Applications of Exosomes in Diagnosing Muscle Invasive Bladder Cancer

Abstract

Muscle Invasive Bladder Cancer (MIBC) is a subset of bladder cancer with a significant risk for metastases and death. It accounts for nearly 25% of bladder cancer diagnoses. A diagnostic work-up for MIBC is inclusive of urologic evaluation, radiographic imaging with a CT scan, urinalysis, and cystoscopy. These evaluations, especially cystoscopy, are invasive and carry the risk of secondary health concerns. Non-invasive diagnostics such as urine cytology are an attractive alternative currently being investigated to mitigate the requirement for cystoscopy. A pitfall in urine cytology is the lack of available options with high reliability, specificity, and sensitivity to malignant bladder cells. Exosomes are a novel biomarker source which could resolve some of the concerns with urine cytology, due to the high specificity as the surrogates of tumor cells. This review serves to define muscle invasive bladder cancer, current urine cytology methods, the role of exosomes in MIBC, and exosomes application as a diagnostic tool in MIBC. Urinary exosomes as the specific populations of extracellular vesicles could provide additional biomarkers with specificity and sensitivity to bladder malignancies, which are a consistent source of cellular information to direct clinicians for developing treatment strategies. Given its strong presence and differentiation ability between normal and cancerous cells, exosome-based urine cytology is highly promising in providing a perspective of a patient's bladder cancer.
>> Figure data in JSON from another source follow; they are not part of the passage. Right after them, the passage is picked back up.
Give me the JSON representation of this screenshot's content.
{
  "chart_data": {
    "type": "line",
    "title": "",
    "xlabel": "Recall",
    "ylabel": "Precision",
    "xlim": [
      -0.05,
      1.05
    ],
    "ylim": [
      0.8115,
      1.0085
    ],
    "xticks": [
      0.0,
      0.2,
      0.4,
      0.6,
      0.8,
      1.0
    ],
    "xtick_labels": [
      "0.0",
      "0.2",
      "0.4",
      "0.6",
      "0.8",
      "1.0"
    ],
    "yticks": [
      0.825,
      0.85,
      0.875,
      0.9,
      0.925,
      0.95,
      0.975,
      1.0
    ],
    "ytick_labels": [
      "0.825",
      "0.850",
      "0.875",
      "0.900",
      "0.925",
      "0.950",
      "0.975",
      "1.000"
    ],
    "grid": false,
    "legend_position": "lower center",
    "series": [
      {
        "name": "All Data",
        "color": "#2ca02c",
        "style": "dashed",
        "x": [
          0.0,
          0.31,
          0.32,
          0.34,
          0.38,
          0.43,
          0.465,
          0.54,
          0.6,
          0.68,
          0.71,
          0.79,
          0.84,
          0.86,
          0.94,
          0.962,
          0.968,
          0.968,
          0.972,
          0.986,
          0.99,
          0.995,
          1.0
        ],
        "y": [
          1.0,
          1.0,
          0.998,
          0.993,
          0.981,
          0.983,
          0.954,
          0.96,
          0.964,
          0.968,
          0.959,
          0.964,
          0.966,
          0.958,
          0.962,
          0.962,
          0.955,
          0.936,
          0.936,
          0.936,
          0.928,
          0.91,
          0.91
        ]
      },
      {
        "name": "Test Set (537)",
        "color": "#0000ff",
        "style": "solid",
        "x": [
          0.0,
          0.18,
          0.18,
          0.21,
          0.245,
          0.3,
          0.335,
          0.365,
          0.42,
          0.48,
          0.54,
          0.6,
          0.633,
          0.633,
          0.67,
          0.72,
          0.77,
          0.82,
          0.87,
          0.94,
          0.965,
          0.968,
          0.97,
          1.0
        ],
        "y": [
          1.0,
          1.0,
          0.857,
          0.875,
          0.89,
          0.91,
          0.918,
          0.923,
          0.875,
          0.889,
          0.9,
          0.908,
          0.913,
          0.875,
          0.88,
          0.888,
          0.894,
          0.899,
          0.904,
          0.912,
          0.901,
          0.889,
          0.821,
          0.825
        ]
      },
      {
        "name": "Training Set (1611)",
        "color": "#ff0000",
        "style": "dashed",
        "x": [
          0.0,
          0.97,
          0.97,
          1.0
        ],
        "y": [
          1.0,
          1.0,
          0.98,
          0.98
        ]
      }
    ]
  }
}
Keywords: biomarkers; bladder cancer diagnosis; bladder cancer screening; exosomes; muscle invasive bladder cancer.

Figure 1

(A) The bladder cancer dual pathway involves the presence of papillary or non-papillary lesions. papillary lesions harbor mutations in FGFR3, TERT, PIP3, and deletion of CDKN2A on Chromosome 9. Papillary lesions typically present as NMIBC. Non-papillary lesions include mutation of TERT, PIP3, FGFR3, p53, Rb1, and deletion of CDKN2A on chromosome 9. Non-papillary lesions typically describe MIBC. (B) The bladder consists of four layers: the epithelium, submucosa, detrusor muscle, and parietal peritoneum. Staging for bladder cancer is depicted in this figure. Tumors are classified based on the TNM grading system where T describes the primary tumor in terms of its size and tissue penetration. N characterizes the involvement, or lack thereof, lymph nodes. M describes the presence of absence of metastasis. MIBC is characterized by being T2 and can present with or without nodal or metastatic involvement.

Figure 2

Exosomes are involved in cancer cell development, proliferation, and survival. (A) Through autocrine communication, exosomes communicate to the cells they are released from to promote a suitable microenvironment for tumors and contribute to the activation of pro-tumor mutations within their host cell. (B) Paracrine communication allows exosomes to communicate to nearby cells. They can modify the signaling pathways leading to changes in gene expression of surrounding cells. (C) Exosome’s role in the epithelial to mesenchymal transition (EMT). (D) In hypoxic conditions exosomes can promote the growth of new blood vessels, often called angiogenesis. Through this process, nutrients can be sent to malformed cells to support their growth and proliferation into cancer cells. (E) Through exosome regulation of cellular communication, changing the histology of the tissue could create a more suitable tumor microenvironment. This process supports more malignant forms of cancer. The cellular communication of exosomes to distant sites allows them to prepare distant organs for later infiltration of tum or cells.